Ils réclament depuis plusieurs mois la libération de dix de leurs militants, actuellement jugés pour des violences pendant une manifestation datant d’août 2015. D’abord créé sous le nom de Parti national social, cette formation n’a pas craint d’entretenir une confusion avec le parti nazi, avant de modérer son discours et de changer de nom, depuis l’arrivée d’un nouvel homme à sa tête en 2004, Oleh Tyahnybok. Ce qui ne l’empêche pas de prôner des idées anti-communistes, nationalistes ou d’être qualifié de “parti du terrorisme” par l’actuel ministre de l’Intérieur, Arsen Avakov.

Les nationalistes de Svoboda militent aussi contre l’apprentissage de la langue russe en Ukraine. Photo: Victorien Willaume

En août 2015, ces militants du parti et d’autres sympathisants d’extrême droite avaient très violemment protesté contre une réforme constitutionnelle qui doit donner davantage d’autonomie aux territoires séparatistes pro-russes. Des heurts avaient alors éclaté, se soldant par la mort de trois policiers et une centaine de personnes blessées.

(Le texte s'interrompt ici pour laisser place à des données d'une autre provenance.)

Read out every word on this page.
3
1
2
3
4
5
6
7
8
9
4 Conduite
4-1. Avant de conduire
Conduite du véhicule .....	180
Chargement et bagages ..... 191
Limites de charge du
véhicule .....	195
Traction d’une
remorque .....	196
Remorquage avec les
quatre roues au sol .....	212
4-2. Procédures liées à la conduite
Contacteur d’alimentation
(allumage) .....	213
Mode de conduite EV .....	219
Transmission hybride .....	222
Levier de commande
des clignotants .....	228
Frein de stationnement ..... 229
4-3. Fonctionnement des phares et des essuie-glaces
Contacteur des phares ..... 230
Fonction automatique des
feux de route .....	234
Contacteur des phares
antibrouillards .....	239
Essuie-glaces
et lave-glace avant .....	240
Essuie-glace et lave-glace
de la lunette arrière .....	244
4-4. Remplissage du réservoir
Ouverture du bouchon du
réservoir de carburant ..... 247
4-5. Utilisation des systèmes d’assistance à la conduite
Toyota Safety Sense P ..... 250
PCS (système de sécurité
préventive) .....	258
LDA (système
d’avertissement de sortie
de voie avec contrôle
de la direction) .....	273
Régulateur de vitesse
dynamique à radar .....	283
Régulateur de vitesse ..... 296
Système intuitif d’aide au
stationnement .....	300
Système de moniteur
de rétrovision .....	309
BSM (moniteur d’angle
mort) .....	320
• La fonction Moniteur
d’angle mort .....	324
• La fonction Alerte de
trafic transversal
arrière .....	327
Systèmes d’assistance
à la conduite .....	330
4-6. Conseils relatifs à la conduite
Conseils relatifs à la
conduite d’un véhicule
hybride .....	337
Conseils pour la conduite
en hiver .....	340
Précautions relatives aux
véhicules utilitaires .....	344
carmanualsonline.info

Aujourd’hui, Svoboda continue de lutter contre la plus grande autonomie accordée aux territoires séparatistes. S’y ajoutent d’autres combats, comme le refus de l’apprentissage du russe en Ukraine ou la lutte contre les droits des homosexuels.

Dans le petit cortège, Eliana, la cinquantaine, tient fièrement un drapeau ukrainien dans ses mains. Cette manifestante a étudié le français dans sa jeunesse. « Nous sommes ici pour exiger plus de liberté », confie-t-elle avant de repartir distribuer des tracts aux passants. Son sourire contraste avec les slogans scandés par le reste du groupe. « Gloire à la nation! Mort aux ennemis! », clament les manifestants. Le signe d’un pays en guerre.